As simplistic it is to think that Shell is leaving for London believes the citizens of the Netherlands has turned its back on the company, the ultimate reason was the dividend tax. Reportedly, CEO Ben van Buerden called up Mark Rutte on Sunday informing him of the planned move. Rutte’s reaction, it is said was of dismay. And he embarked on a last-ditch effort to persuade Royal Dutch Shell to change its mind, by immediately lobbying his government’s coalition partners to back an abolition of the dividend tax. The reaction was perhaps not what he expected, with left-wing and green parties calling Shell’s threat ‘blackmail’. With democracy drawing a line, Shell decided to walk; or at least present an exit plan endorsed by its Board to be voted by shareholders. Many in the Netherlands see Shell’s exit and the loss of the moniker Royal Dutch – as a blow to national pride, especially since the country has been basking in the glow of expanded reputation as a result of post-Brexit migration of financial activities to Amsterdam from London.

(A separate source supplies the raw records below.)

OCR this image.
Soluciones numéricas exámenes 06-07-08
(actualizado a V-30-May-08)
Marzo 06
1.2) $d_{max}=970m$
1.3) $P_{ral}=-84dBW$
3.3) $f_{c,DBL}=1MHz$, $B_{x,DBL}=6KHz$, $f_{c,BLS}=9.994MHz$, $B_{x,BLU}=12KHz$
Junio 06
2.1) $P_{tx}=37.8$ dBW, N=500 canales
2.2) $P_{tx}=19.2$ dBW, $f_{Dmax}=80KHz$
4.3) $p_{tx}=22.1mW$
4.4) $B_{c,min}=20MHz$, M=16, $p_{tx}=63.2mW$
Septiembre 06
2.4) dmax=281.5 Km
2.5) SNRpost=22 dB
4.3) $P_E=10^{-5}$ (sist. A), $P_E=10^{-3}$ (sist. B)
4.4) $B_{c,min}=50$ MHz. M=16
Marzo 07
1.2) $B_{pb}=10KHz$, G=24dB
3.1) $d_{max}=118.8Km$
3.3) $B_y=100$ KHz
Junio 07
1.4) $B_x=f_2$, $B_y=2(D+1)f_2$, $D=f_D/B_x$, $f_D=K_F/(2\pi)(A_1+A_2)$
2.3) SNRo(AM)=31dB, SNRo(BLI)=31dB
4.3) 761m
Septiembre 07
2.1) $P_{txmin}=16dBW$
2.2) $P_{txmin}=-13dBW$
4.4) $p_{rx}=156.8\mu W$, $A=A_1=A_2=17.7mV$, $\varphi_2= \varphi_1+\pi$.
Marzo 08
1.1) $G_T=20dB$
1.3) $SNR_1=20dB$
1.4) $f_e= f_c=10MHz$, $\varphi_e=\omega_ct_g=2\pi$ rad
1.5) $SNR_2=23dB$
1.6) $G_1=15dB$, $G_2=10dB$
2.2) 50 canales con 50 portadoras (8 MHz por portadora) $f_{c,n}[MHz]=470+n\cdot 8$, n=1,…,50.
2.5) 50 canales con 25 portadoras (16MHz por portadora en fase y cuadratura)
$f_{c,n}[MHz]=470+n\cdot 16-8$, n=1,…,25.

The UK, on the other hand, sees Shell’s decision and Unilever’s – as an endorsement of the country’s post-Brexit potential.

The move, if passed and in its initial stages, will be mainly structural, transferring the tax residence of Shell to London. Just ten top executives including van Buerden and CFO Jessica Uhl will be making the move to London. Three major arms – Projects and Technology, Global Upstream and Integrated Gas and Renewable Energies – will remain in The Hague. As will Shell’s massive physical reach on Dutch soil: the huge integrated refinery in Pernis, the biofuels hub in Rotterdam, the country’s first offshore wind farm and the mammoth Porthos carbon capture project that will funnel emissions from Rotterdam to be stored in empty North Sea gas fields. And Shell’s troubles with activists will still continue. British climate change activists are as, if not more aggressive as their Dutch counterpart, this being the country where Extinction Rebellion was born. Perhaps more of a threat is activist investor Third Point, which recently acquired a chunk of Shell shares and has been advocating splitting the company into two – a legacy business for fossil fuels and a futures-focused business for renewables.

So Shell’s business remains, even though its address has changed. In the grand scheme of things, never mind the small matter of Dutch national pride – Royal Dutch Shell’s roadmap to remain an investment icon and a major driver of energy transition will continue in its current form. This is a quibble about money or rather, tax – that will have little to no impact on Shell’s operations or on its ambitions. Royal Dutch Shell is poised to become just Shell. Different name and a different house, but the same contents. Unless, of course, Queen Elizabeth II decides to provide royal assent, in which case, Shell might one day become Royal British Shell.